I don’t think so, what brings artists to work in a public space is a personal motive that changes. I speak for myself, not for all street artists in the world. My goal was and is to make art in contact with real people and also to bring in a feminine vision, because often the representation of women in the urban scene in general is used and proposed by men. At the risk of being trivial, I wanted to talk about human feelings and things that actually bind us: traveling all over the world, in many many countries, however, I realized how much more things unite us than things divide us. It is a contemporary art that is often dominated by cynicism and cynical language (where cynical means to be critical and therefore ... more attractive), for me instead in the cities we need something quite different.

Speaking of your personal art, what themes do you mainly deal with? Many of Your works depict women: is this a choice related to a kind of solidarity with the female world or linked to other reasons?

All my art is about human feelings and relationships between people, as I said, in the gap of representing something intimate and personal in a public space.
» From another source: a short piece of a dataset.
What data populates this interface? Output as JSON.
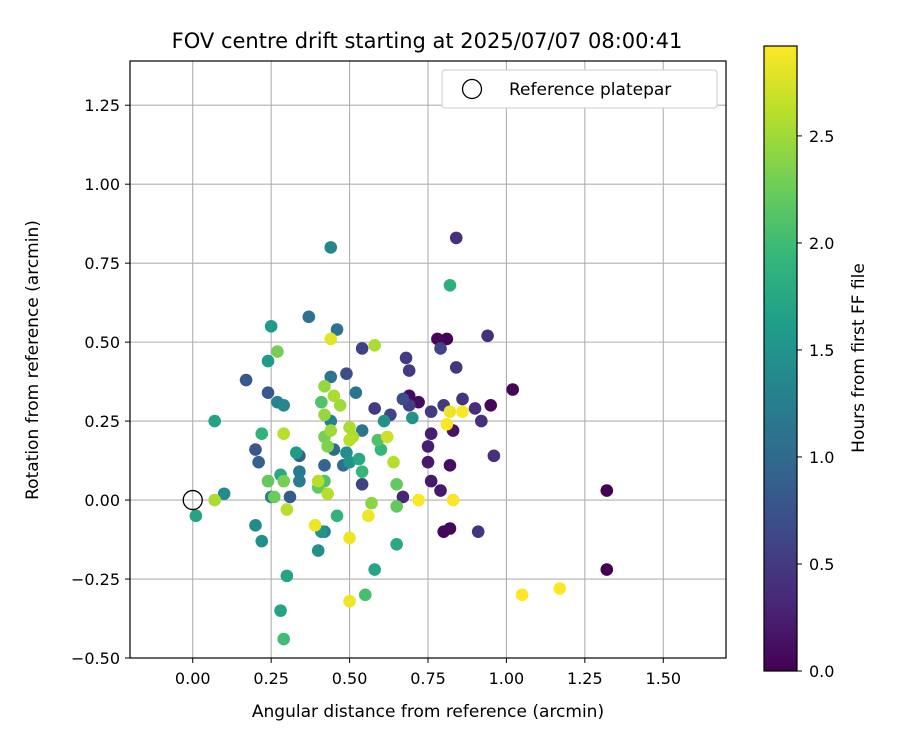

A scene that you can identify with out of humanity, as is often the case with the viewer, which is an amazing thing. I get emails from people who identify with that feeling. As for women, it makes me smile that I, who am a woman, am asked why I paint women, when all painters in the history of art have always painted women. Maybe it is strange because there is a lack of narrative from a female point of view? Who knows.

Which of your works are you particularly fond of? Or for which you feel particularly proud?

In my recently completed monograph book I counted at least a thousand walls, so I really lose count now. For me what matters in this art is the moment in which it is made because unlike art that is produced alone in the studio, this art evolves in contact with people and the history of the neighborhood. And it continues to evolve even when an artist leaves. This kind of practice is always connected to reality, I believe.

In conclusion, what are your future plans?

I paint in so many places. By a series of coincidences then a girl saw me on television and invited me to a very small and remote village in Molise, without realizing that she was writing to me from my grandfather’s village. By that incredible coincidence I went back there and found it completely abandoned. Molise is a land symbolic of forgotten Italy, and I began to paint scenes of the country of yesteryear on the doors of abandoned houses. Tourists started coming back. From this idea we thought that maybe art could save this country and be a symbol of so many countries that there are in Italy, like in Portugal, in Spain, just to name a few. And so it has been: for more than six years we have brought more than thirty international artists to work there; not only walls, but also installations, interventions, and now the village is being reborn thanks to tourists, thanks to foreigners who have bought houses, thanks to the solidarity that has formed around an idea of resistance based on art, so the whole village has rolled up its sleeves and decided not to disappear by betting on artists.